In 1983 the college, led by Cohen, received a $1 million grant from the Hasbro Children’s Foundation to expand its pioneering curriculum design into the nation’s public schools, an endeavor that occupied Cohen through the 1980s. In 1992 the college received a $4.5 million grant from the New American Schools Development Corporation, a private, nonprofit organization based in Arlington, Virginia, that supports research toward improving public education. Cohen’s group was one of nine design teams out of 700 to win an NASDC grant.

In 1996 the college was selected for support by the influential Education Commission of the States, a nonprofit organization that advises the states on education policy. That year, Audrey Cohen schools, as they are called, enrolled about twenty thousand elementary and secondary school students in five states. Audrey Cohen College requires that public schools that want to use the Cohen system undertake an intensive self-examination, sometimes taking a year or more, before signing on. Then there is no turning back, and no picking and choosing what aspects of the system to use. Cohen was fiercely protective that her trademarked system be used in its entirety, exactly as she designed it. At the time of Cohen’s death from cancer at the age of sixty-four, the system was being used in schools throughout the country, from kindergarten to high school levels.

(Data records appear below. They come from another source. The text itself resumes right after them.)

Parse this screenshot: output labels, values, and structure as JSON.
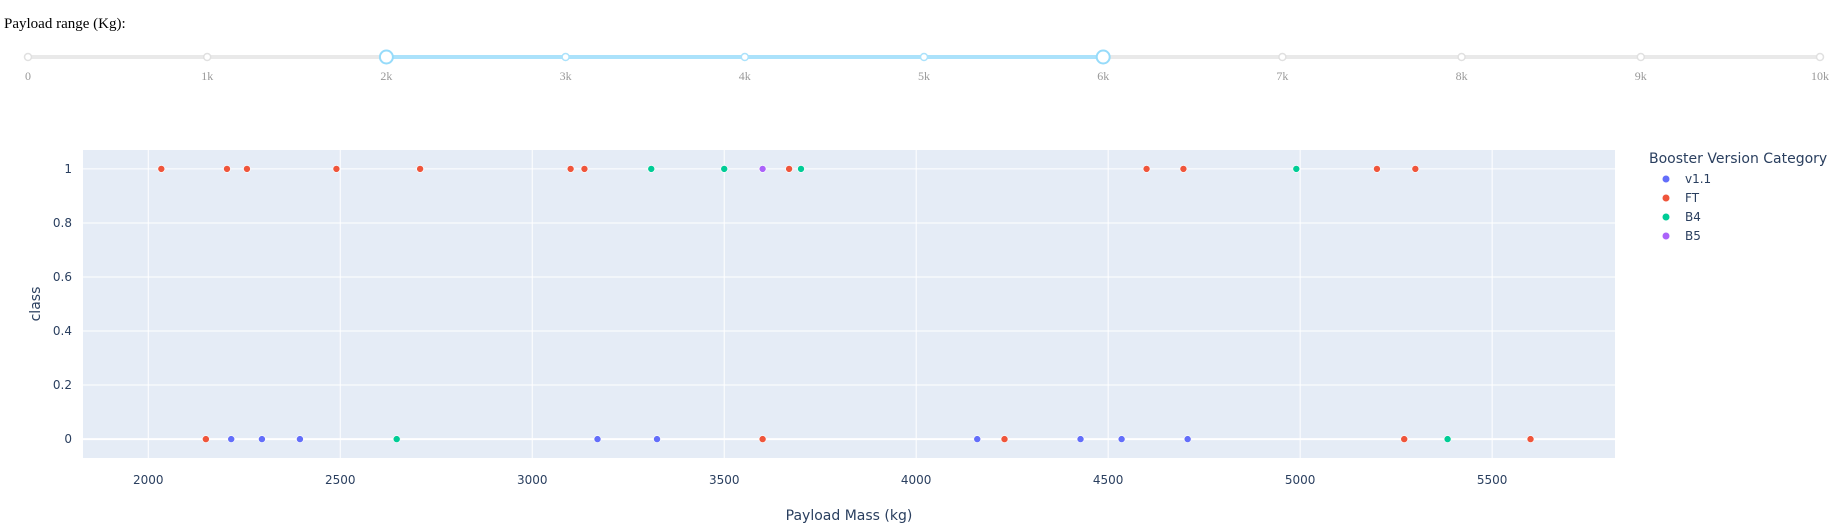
{
  "slider": {
    "label": "Payload range (Kg):",
    "min": 0,
    "max": 10000,
    "value": [
      2000,
      6000
    ],
    "tick_labels": [
      "0",
      "1k",
      "2k",
      "3k",
      "4k",
      "5k",
      "6k",
      "7k",
      "8k",
      "9k",
      "10k"
    ],
    "rail_color": "#e9e9e9",
    "track_color": "#abe2fb",
    "handle_color": "#96dbfa"
  },
  "chart_data": {
    "type": "scatter",
    "xlabel": "Payload Mass (kg)",
    "ylabel": "class",
    "xlim": [
      1830,
      5820
    ],
    "ylim": [
      -0.07,
      1.07
    ],
    "x_ticks": [
      2000,
      2500,
      3000,
      3500,
      4000,
      4500,
      5000,
      5500
    ],
    "y_ticks": [
      0,
      0.2,
      0.4,
      0.6,
      0.8,
      1
    ],
    "y_tick_labels": [
      "0",
      "0.2",
      "0.4",
      "0.6",
      "0.8",
      "1"
    ],
    "grid": true,
    "legend_title": "Booster Version Category",
    "legend_position": "right",
    "series": [
      {
        "name": "v1.1",
        "color": "#636efa",
        "x": [
          2216,
          2296,
          2395,
          3170,
          3325,
          4159,
          4428,
          4535,
          4707
        ],
        "y": [
          0,
          0,
          0,
          0,
          0,
          0,
          0,
          0,
          0
        ]
      },
      {
        "name": "FT",
        "color": "#ef553b",
        "x": [
          2034,
          2205,
          2257,
          2490,
          2708,
          3100,
          3136,
          3669,
          4600,
          4696,
          5200,
          5300,
          2150,
          3600,
          4230,
          5271,
          5600
        ],
        "y": [
          1,
          1,
          1,
          1,
          1,
          1,
          1,
          1,
          1,
          1,
          1,
          1,
          0,
          0,
          0,
          0,
          0
        ]
      },
      {
        "name": "B4",
        "color": "#00cc96",
        "x": [
          3310,
          3500,
          3700,
          4990,
          2647,
          5384
        ],
        "y": [
          1,
          1,
          1,
          1,
          0,
          0
        ]
      },
      {
        "name": "B5",
        "color": "#ab63fa",
        "x": [
          3600
        ],
        "y": [
          1
        ]
      }
    ]
  }
}
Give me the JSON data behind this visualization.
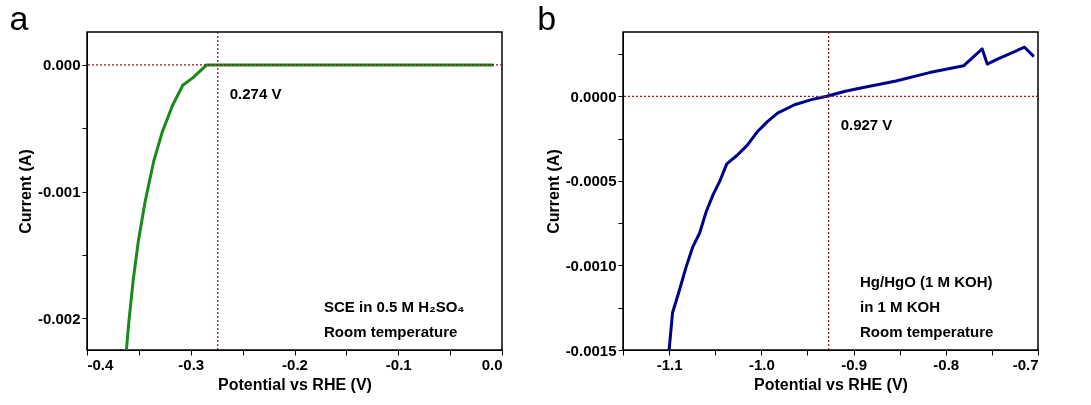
{
  "chart_data": [
    {
      "type": "line",
      "title": "a",
      "xlabel": "Potential vs RHE (V)",
      "ylabel": "Current (A)",
      "xlim": [
        -0.4,
        0.0
      ],
      "ylim": [
        -0.00225,
        0.00026
      ],
      "xticks": [
        -0.4,
        {
          "value": -0.35,
          "label": null
        },
        -0.3,
        {
          "value": -0.25,
          "label": null
        },
        -0.2,
        {
          "value": -0.15,
          "label": null
        },
        -0.1,
        {
          "value": -0.05,
          "label": null
        },
        {
          "value": 0,
          "label": "0.0"
        }
      ],
      "yticks": [
        {
          "value": -0.002,
          "label": "-0.002"
        },
        {
          "value": -0.0015,
          "label": null
        },
        {
          "value": -0.001,
          "label": "-0.001"
        },
        {
          "value": -0.0005,
          "label": null
        },
        {
          "value": 0,
          "label": "0.000"
        }
      ],
      "x": [
        -0.362,
        -0.3598,
        -0.3555,
        -0.3505,
        -0.344,
        -0.3357,
        -0.3275,
        -0.3176,
        -0.3077,
        -0.2978,
        -0.2846,
        -0.2714,
        -0.258,
        -0.199,
        -0.1,
        -0.009
      ],
      "series": [
        {
          "color": "#1a8a1a",
          "values": [
            -0.00225,
            -0.00204,
            -0.0017,
            -0.00139,
            -0.00108,
            -0.00076,
            -0.00053,
            -0.00032,
            -0.00016,
            -0.0001,
            0,
            0,
            0,
            0,
            0,
            0
          ]
        }
      ],
      "ref_lines": [
        {
          "axis": "y",
          "value": 0,
          "color": "#8b1a1a",
          "line_style": "dotted"
        },
        {
          "axis": "x",
          "value": -0.274,
          "label": "0.274 V",
          "color": "#8b1a1a",
          "line_style": "dotted"
        }
      ],
      "annotations": [
        "SCE in 0.5 M H₂SO₄",
        "Room temperature"
      ]
    },
    {
      "type": "line",
      "title": "b",
      "xlabel": "Potential vs RHE (V)",
      "ylabel": "Current (A)",
      "xlim": [
        -1.15,
        -0.7
      ],
      "ylim": [
        -0.0015,
        0.00038
      ],
      "xticks": [
        {
          "value": -1.15,
          "label": null
        },
        -1.1,
        {
          "value": -1.05,
          "label": null
        },
        {
          "value": -1.0,
          "label": "-1.0"
        },
        {
          "value": -0.95,
          "label": null
        },
        -0.9,
        {
          "value": -0.85,
          "label": null
        },
        -0.8,
        {
          "value": -0.75,
          "label": null
        },
        -0.7
      ],
      "yticks": [
        {
          "value": -0.0015,
          "label": "-0.0015"
        },
        {
          "value": -0.00125,
          "label": null
        },
        {
          "value": -0.001,
          "label": "-0.0010"
        },
        {
          "value": -0.00075,
          "label": null
        },
        {
          "value": -0.0005,
          "label": "-0.0005"
        },
        {
          "value": -0.00025,
          "label": null
        },
        {
          "value": 0,
          "label": "0.0000"
        },
        {
          "value": 0.00025,
          "label": null
        }
      ],
      "x": [
        -1.1,
        -1.0963,
        -1.089,
        -1.0816,
        -1.0743,
        -1.067,
        -1.0596,
        -1.0522,
        -1.0449,
        -1.0375,
        -1.0265,
        -1.0154,
        -1.0044,
        -0.9934,
        -0.9824,
        -0.964,
        -0.9456,
        -0.929,
        -0.909,
        -0.8908,
        -0.854,
        -0.8176,
        -0.7807,
        -0.7605,
        -0.755,
        -0.744,
        -0.7146,
        -0.7055
      ],
      "series": [
        {
          "color": "#00008b",
          "values": [
            -0.0015,
            -0.00128,
            -0.00115,
            -0.00101,
            -0.00089,
            -0.00081,
            -0.00068,
            -0.00058,
            -0.0005,
            -0.0004,
            -0.00035,
            -0.00029,
            -0.00021,
            -0.00015,
            -0.0001,
            -5e-05,
            -2e-05,
            0,
            3e-05,
            5e-05,
            9e-05,
            0.00014,
            0.00018,
            0.00028,
            0.00019,
            0.00022,
            0.00029,
            0.00024
          ]
        }
      ],
      "ref_lines": [
        {
          "axis": "y",
          "value": 0,
          "color": "#8b1a1a",
          "line_style": "dotted"
        },
        {
          "axis": "x",
          "value": -0.927,
          "label": "0.927 V",
          "color": "#8b1a1a",
          "line_style": "dotted"
        }
      ],
      "annotations": [
        "Hg/HgO (1 M KOH)",
        "in 1 M KOH",
        "Room temperature"
      ]
    }
  ]
}
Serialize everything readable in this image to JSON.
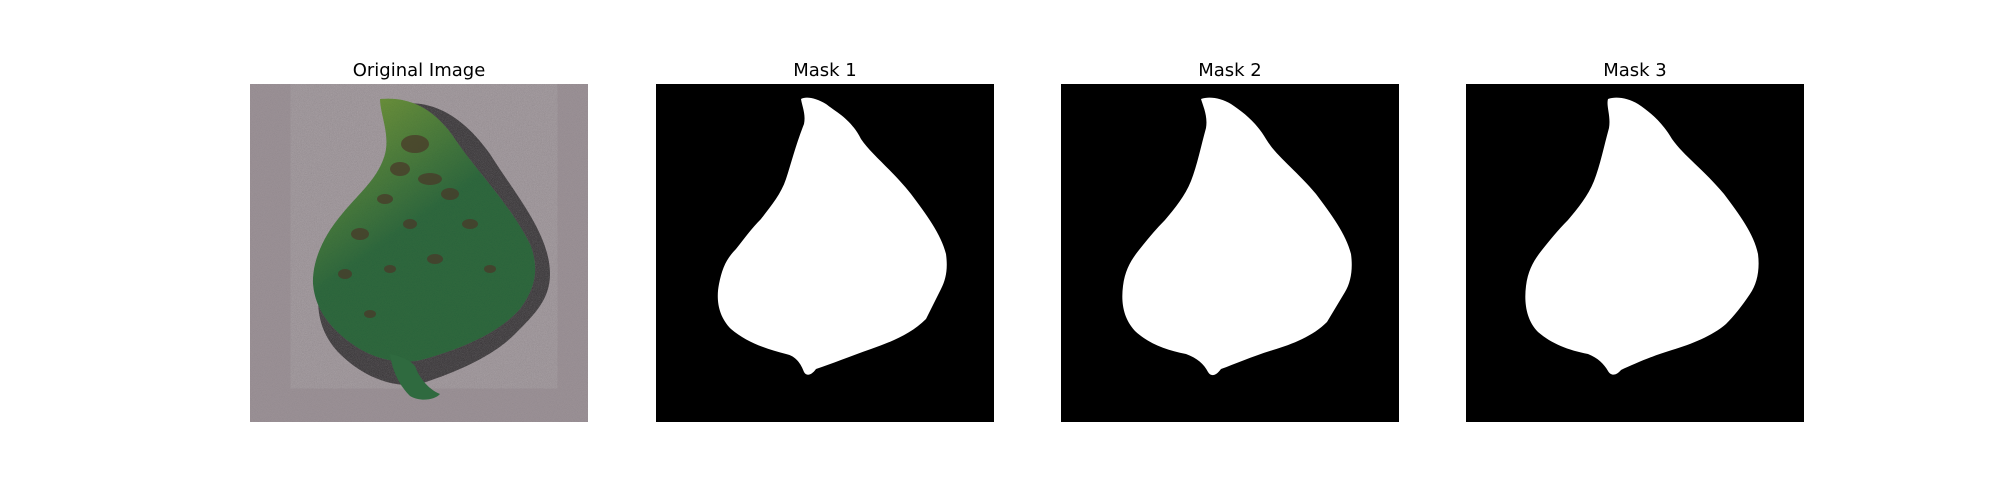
{
  "panels": [
    {
      "title": "Original Image",
      "kind": "photo",
      "subject": "leaf-photo"
    },
    {
      "title": "Mask 1",
      "kind": "mask",
      "subject": "leaf-mask"
    },
    {
      "title": "Mask 2",
      "kind": "mask",
      "subject": "leaf-mask"
    },
    {
      "title": "Mask 3",
      "kind": "mask",
      "subject": "leaf-mask"
    }
  ],
  "colors": {
    "background": "#ffffff",
    "mask_background": "#000000",
    "mask_foreground": "#ffffff",
    "paper": "#9e9499",
    "leaf_dark": "#2f6a3f",
    "leaf_light": "#7f9f3a",
    "lesion": "#4a3a2a",
    "shadow": "#1c1a1c"
  }
}
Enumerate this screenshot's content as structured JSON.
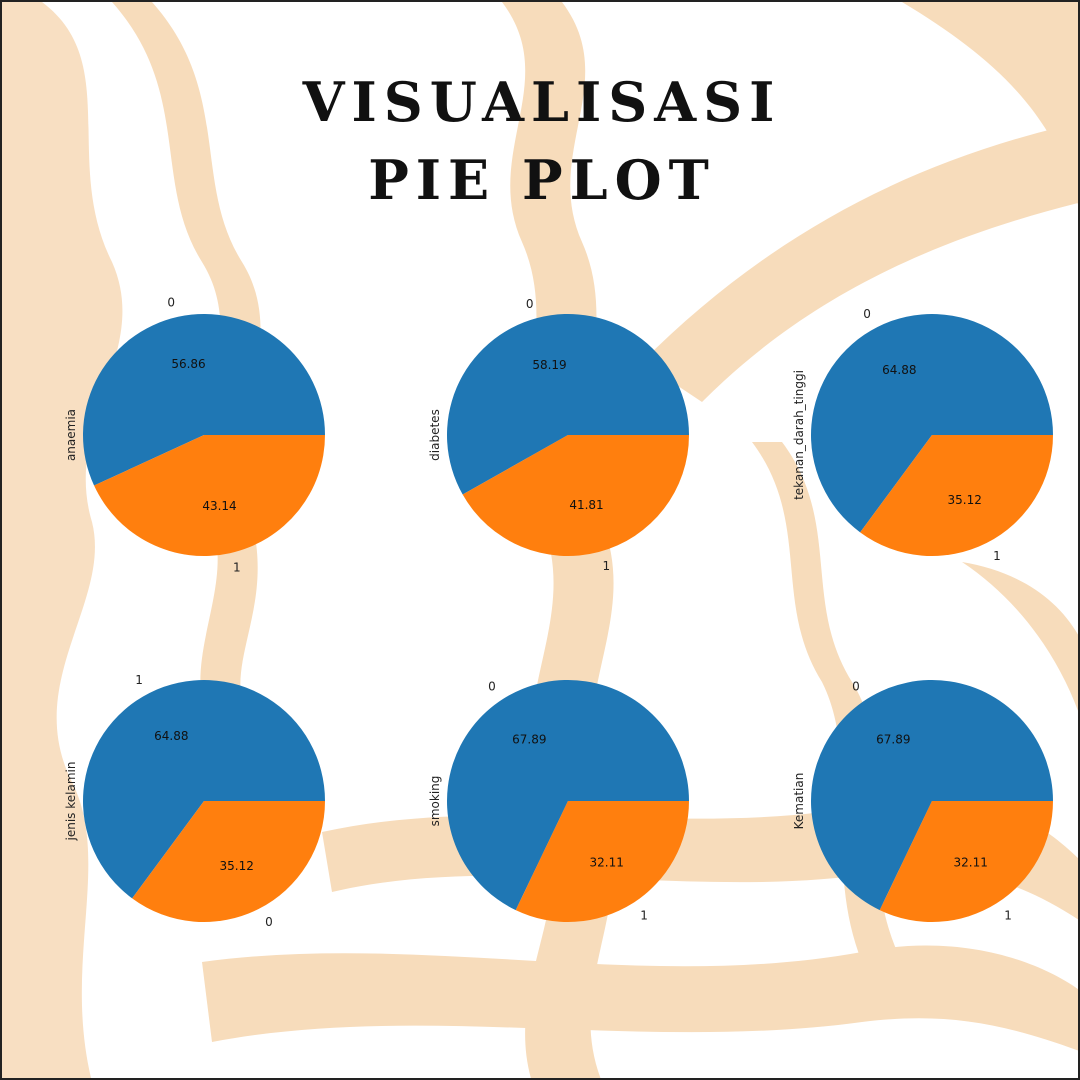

Throughout her life, Cohen displayed a keen awareness of social and economic trends, and she used this awareness to help train and employ people otherwise left out of the economic mainstream: minority group members, immigrants, and the poor. Her social activism was successful because of her drive and determination, sharp business skills, and her ability to work with business leaders. Always a powerhouse of ideas, energy, and social commitment, Cohen believed that education must empower individuals to take charge of their lives and help them make positive changes in their communities.

Information about Cohen’s life and work can be found through Audrey Cohen College in New York. Her views of public education and a description of her purpose-centered system of education can be found in her article “A New Educational Paradigm,” Phi Delta Kappan 74, no. 10 (June 1993):791-795. Two views of her schools project are Mark Pitsch, “The Outsider” (in the series “Breaking the Mold: The Shape of Schools to Come”), Education Week (25 Jan. 1995): 23-25; and Julie L. Nicklin, “Education with a Purpose,” Chronicle of Higher Education 41 (14 July 1995): A13-A15. An obituary is in the New York Times (12 Mar. 1996).